There are a variety of ways to work with Salesforce and ArcGIS, many of which are described in greater detail below.
Salesforce Maps is a user interface solution that provides basic mapping, territory design and route optimization within Salesforce. Salesforce Maps is built with the ArcGIS Maps SDK for Javascript and uses basemaps from ArcGIS Online or ArcGIS Location Platform along with Living Atlas data. Users are also able to log-in using their ArcGIS Online subscription and add their own private content to this application, while visualizing Salesforce assets with spatial attributes in the same interface.
Salesforce is also currently developing additional features for their Field Service mobile application, which is used on iOS and Android devices.
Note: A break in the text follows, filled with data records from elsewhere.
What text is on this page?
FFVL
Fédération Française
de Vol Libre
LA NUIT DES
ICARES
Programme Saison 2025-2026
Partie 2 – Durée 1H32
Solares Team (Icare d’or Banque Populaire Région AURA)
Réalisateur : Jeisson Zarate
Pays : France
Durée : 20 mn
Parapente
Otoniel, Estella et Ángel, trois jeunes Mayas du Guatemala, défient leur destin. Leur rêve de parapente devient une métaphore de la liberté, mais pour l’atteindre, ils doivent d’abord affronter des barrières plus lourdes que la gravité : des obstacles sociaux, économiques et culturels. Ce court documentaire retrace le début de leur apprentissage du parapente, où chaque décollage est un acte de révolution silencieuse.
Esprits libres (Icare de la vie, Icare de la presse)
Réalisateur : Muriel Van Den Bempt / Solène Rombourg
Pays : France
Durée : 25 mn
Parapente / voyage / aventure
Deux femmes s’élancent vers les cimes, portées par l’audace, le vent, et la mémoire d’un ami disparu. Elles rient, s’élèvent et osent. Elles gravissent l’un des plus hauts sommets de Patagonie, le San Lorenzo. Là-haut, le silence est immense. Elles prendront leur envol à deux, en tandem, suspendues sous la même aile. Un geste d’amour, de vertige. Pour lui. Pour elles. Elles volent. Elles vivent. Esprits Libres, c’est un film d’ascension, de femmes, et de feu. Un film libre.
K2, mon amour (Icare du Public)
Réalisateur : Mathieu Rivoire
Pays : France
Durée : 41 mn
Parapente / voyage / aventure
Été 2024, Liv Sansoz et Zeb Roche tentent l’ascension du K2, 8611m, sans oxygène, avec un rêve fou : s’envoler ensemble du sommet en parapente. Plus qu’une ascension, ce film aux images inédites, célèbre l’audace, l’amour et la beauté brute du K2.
By adding direct Esri integration to this application, mobile users will be able to access ArcGIS maps and services directly within their Salesforce workflow, adding context and awareness of geographic features to whatever workflow they are supporting with Field Service.
Another common method for bringing ArcGIS interfaces or datasets into a Salesforce experience is to embed an ArcGIS web application in an <iframe> element. This can be configured in several ways in Salesforce, including as an Apex coding pattern, and the embedded application can be dynamically defined to include URL parameters or configurations based on the Salesforce object or item that a user is accessing.
For more recommendations on this integration, see the pattern to Embed ArcGIS applications. For Salesforce use cases, especially if the embedded application requires a user login or authentication step, be especially careful to review the recommendations related to Single Sign-On.
Potential use cases for this pattern include:
Embedding an ArcGIS web application that loads a customer’s address and displays a map when viewing a customer details page in Salesforce
A feature editing application, built with ArcGIS Experience Builder, which loads as part of a permitting solution, supporting a step where a user must draw a boundary before returning to the Salesforce form view for further data entry.
A company can review their policy information alongside maps of flooding risk and policy coverage locations, to better understand the context and potential geographic implications of a change in approach or coverage.
To work with Salesforce datasets or concepts in an ArcGIS client, the most common integration pattern involves a scheduled or on-demand ETL process which can pull datasets from Salesforce and either create new features in ArcGIS or update existing features based on the business logic of the data. This pattern can be very effective as it creates ArcGIS-native datasets that can then be used across ArcGIS client applications. ETLs should be designed to run on a regular schedule, so changes in Salesforce are quickly available to ArcGIS users.
The last common integration pattern between ArcGIS and Salesforce systems involves the use of workflow steps and links to work between several related, but independent applications.
For example, users of ArcGIS Survey123 may work with a link in their application interface, as part of a form, that sends them to the Salesforce Field Service mobile app on the same device, pre-creating a URL that takes the user to the exact customer record that has been identified. This process builds on deep linking.